Paleontologists have identified the oldest example of a placental mammal in the fossil record to date, which could provide new insights into how our furry ancestors came to dominate the Earth after the extinction of the dinosaurs.
They made the breakthrough by studying the dental (tooth) equivalent of tree rings (growth lines and elements preserved in fossil teeth) which they used to reconstruct the everyday life of one of our earliest cousins: Pantolambda batmodon, a beefy A pig-dog-like creature that trotted about 62 million years ago, shortly after the extinction of the dinosaurs.
In doing so, he revealed that Pantolambda mothers they were pregnant for around seven months, before giving birth to a single well-developed baby, with a mouthful of teeth, which she suckled for only 1-2 months before becoming fully independent.
“Most of my career I have studied dinosaurs, but this project on mammalian growth is the most exciting study I have ever been a part of, as I am amazed that we have been able to identify the chemical fingerprints of birth and weaning in dinosaurs. teeth that are so old,” said Professor Stephen Brusatte of the University of Edinburgh, who was involved in the research.
Placental mammals represent the majority of mammalian species alive today, from humans to tiny shrews and giant whales. They give birth to relatively mature young, which have done much of their growth inside their mother, nurtured through a placenta.
Although mammals existed during the time of the dinosaurs, it wasn’t until they went extinct that mammals really began to diversify and grow. One idea is that her ability to deliver large, well-developed babies who had previously been nourished by a placenta was key to her success. This style of growth and reproduction is also what allows human babies to be born with such large brains.
However, exactly when this lifestyle emerged has been a mystery. Because the bones of early mammals were small and fragile, fossilized remains of, for example, hip bones, which could be used to gain insights into species’ reproductive styles, are often missing. Better preserved are the teeth, whose size and shape paleontologists have long studied to learn about the lifestyles of extinct mammals.
The new technique is based on this tradition. It involves cutting fossil teeth into extremely thin sections to examine growth lines and vaporizing them to understand their chemistry at different stages of development. βIt allows us to look at virtually any fossil mammal and piece together things like its gestation period, how long it sucked, when it reached maturity and how long it lived β things we really couldn’t do before with fossil mammals. now,β said Dr. Gregory Funston of the University of Edinburgh, who led the research.
In the case of PantolambdaFunston was surprised to discover how advanced this trait seemed to be at this point in mammalian evolution.

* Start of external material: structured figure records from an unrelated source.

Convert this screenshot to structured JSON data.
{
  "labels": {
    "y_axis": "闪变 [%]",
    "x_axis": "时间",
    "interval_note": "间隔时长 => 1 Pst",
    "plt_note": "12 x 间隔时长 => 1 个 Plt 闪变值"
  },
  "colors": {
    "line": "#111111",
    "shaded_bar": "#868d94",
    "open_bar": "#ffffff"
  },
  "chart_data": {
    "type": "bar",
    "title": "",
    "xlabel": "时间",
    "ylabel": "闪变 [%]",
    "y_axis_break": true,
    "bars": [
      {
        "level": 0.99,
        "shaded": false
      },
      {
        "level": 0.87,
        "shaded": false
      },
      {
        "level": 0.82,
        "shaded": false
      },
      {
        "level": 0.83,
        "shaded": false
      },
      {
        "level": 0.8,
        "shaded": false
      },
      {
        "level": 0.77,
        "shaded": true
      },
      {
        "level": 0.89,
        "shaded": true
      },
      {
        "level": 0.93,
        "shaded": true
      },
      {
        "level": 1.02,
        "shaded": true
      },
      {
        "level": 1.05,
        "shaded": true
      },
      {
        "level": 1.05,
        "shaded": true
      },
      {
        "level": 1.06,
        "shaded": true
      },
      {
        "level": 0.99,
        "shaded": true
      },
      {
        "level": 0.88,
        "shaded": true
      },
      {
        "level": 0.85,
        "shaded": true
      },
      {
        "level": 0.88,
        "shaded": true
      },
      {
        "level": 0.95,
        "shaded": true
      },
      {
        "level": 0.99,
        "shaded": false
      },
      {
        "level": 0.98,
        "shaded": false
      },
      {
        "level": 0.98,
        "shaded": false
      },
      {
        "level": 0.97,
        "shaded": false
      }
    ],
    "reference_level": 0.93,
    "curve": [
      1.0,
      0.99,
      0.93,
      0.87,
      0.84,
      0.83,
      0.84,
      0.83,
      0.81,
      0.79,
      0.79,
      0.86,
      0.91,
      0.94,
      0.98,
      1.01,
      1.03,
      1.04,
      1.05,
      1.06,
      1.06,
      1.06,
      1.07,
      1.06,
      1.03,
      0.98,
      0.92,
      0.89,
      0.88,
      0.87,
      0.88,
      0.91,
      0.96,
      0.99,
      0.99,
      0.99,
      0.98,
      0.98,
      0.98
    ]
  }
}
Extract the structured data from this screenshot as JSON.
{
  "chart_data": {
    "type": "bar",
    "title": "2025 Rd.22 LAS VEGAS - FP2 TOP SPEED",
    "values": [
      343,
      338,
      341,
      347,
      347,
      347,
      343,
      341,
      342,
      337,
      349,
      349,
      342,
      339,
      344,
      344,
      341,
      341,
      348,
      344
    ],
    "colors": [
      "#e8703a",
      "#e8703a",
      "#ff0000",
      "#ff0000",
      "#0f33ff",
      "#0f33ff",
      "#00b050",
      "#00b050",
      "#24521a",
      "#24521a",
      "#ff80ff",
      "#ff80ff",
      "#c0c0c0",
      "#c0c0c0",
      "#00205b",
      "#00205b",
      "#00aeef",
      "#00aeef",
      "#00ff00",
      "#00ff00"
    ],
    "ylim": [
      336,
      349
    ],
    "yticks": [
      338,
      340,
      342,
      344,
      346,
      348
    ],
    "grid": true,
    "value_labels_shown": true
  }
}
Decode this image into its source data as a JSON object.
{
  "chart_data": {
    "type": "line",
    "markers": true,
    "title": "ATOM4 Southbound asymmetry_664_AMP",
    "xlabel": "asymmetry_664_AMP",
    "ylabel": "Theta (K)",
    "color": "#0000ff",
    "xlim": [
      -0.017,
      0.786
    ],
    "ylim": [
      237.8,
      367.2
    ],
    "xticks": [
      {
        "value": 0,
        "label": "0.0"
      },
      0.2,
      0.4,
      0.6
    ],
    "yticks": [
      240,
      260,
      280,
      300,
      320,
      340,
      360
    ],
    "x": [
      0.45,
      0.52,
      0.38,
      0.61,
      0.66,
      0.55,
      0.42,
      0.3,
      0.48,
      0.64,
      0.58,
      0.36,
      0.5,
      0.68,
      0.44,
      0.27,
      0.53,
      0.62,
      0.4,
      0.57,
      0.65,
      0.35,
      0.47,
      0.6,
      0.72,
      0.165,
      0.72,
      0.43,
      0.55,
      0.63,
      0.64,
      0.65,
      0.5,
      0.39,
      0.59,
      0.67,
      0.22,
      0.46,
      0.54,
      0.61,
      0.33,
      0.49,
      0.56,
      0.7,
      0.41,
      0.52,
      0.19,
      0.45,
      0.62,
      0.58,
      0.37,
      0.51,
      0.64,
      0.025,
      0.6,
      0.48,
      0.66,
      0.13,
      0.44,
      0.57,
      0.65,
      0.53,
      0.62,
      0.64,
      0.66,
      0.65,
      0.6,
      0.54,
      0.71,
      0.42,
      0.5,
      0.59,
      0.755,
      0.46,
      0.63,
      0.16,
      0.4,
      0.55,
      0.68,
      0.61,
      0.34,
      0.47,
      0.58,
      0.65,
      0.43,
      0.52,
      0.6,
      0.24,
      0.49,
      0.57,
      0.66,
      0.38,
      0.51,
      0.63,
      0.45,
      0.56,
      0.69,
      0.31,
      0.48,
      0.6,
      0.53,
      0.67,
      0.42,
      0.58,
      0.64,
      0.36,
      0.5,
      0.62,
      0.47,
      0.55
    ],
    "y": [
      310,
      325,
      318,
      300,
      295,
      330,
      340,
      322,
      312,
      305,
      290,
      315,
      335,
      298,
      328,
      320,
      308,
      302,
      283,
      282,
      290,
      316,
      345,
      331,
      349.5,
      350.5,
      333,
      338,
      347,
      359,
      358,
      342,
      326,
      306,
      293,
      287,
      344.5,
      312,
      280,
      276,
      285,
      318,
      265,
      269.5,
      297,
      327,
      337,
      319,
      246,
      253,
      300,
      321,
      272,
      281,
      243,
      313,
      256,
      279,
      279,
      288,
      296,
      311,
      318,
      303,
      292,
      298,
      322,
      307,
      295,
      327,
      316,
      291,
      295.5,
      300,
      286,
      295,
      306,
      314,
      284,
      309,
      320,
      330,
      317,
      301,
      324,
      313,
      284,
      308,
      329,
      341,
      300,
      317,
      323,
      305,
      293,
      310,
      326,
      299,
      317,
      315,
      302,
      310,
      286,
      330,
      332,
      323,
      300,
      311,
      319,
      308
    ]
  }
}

“One of the closest analogs in terms of their development are things like giraffes, which are born on the plains, and they have to move in seconds or else they’re going to be hunted,” he said. “We would have expected that these kinds of life histories would have emerged slowly and then become more and more specialized over time, but what we’re seeing is that Pantolambda, only 4 million years after the extinction, it is already experiencing this completely new way of life.β
Funston hopes the study can open a new frontier in the investigation of fossil mammals and how they evolved. “This method opens the most detailed window we could hope for into the daily lives of extinct mammals,” she said.